赵绥迈着步子继续前进,眼底净是满意的笑意。
耳边清净了不少,真好!
暗卫带着昏迷的赵琰离开,赵绥和武进二人仍然不住地前行着,仿佛先前发生的一切只是个小插曲。
已过晌午,赵绥才到山顶。
山上景色不同于山下的萧瑟,而是翠绿的一片,像是盛春之际,又像是初夏之时。
茂绿之间只有一个破旧的竹屋,虽摇摇欲坠地老旧简朴,可是门口却打扫的异常干净。
武进还没来得及慨叹,前头的高大的身影就已经折了下去。
只见男人动作轻柔的放下了背上的少女,为她细细擦掉脸上细微的灰渍。
赵绥一身玄衣自然浸湿,鬓角的长发甚至还在不停地往下滴汗,可是被他护着的人,却干净的一尘不染。

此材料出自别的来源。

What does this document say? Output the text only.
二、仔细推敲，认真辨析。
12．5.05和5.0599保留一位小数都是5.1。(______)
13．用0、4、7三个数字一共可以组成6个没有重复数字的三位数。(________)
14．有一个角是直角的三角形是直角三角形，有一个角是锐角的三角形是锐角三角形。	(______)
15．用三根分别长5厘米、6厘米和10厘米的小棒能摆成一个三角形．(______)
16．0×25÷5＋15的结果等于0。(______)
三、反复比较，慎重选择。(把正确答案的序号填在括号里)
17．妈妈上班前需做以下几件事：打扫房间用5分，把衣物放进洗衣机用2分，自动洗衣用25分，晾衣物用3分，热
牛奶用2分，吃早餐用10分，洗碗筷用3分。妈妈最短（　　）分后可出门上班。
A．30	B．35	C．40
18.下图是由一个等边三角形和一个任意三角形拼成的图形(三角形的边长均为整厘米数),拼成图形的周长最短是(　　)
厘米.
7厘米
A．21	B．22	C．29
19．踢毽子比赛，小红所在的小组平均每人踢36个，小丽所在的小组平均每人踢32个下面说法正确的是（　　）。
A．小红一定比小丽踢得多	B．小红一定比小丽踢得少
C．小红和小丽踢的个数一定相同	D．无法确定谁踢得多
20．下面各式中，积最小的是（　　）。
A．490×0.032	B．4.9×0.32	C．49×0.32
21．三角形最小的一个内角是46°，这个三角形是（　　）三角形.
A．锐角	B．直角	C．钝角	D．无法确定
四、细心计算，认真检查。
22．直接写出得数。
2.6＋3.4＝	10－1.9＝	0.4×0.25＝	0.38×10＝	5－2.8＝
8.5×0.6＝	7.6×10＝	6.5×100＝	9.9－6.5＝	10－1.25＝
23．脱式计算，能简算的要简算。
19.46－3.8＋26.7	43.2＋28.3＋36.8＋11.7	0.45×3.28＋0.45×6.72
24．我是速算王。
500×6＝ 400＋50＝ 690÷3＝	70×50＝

他盯着沈瓷惨白的小脸看了许久,上一世的的画面仿佛与此时重叠,让他有些心疼地攥紧了双手。
他自嘲地勾唇一笑。
他赵绥本以为今世的他,可以改写命运,可是如今结局一定,虽是差了时机,可是却与前世一般无二。
“阮阮,我要如何才能与你相守?”
他转头看向那紧闭的竹门,毫不犹豫地撩袍下跪。
“晚辈赵绥,求大师救内子一命!”
放在前世,身为靖南王的赵绥倨傲清高,就是找到了那可能救沈瓷一命的法子也不愿意轻易低头。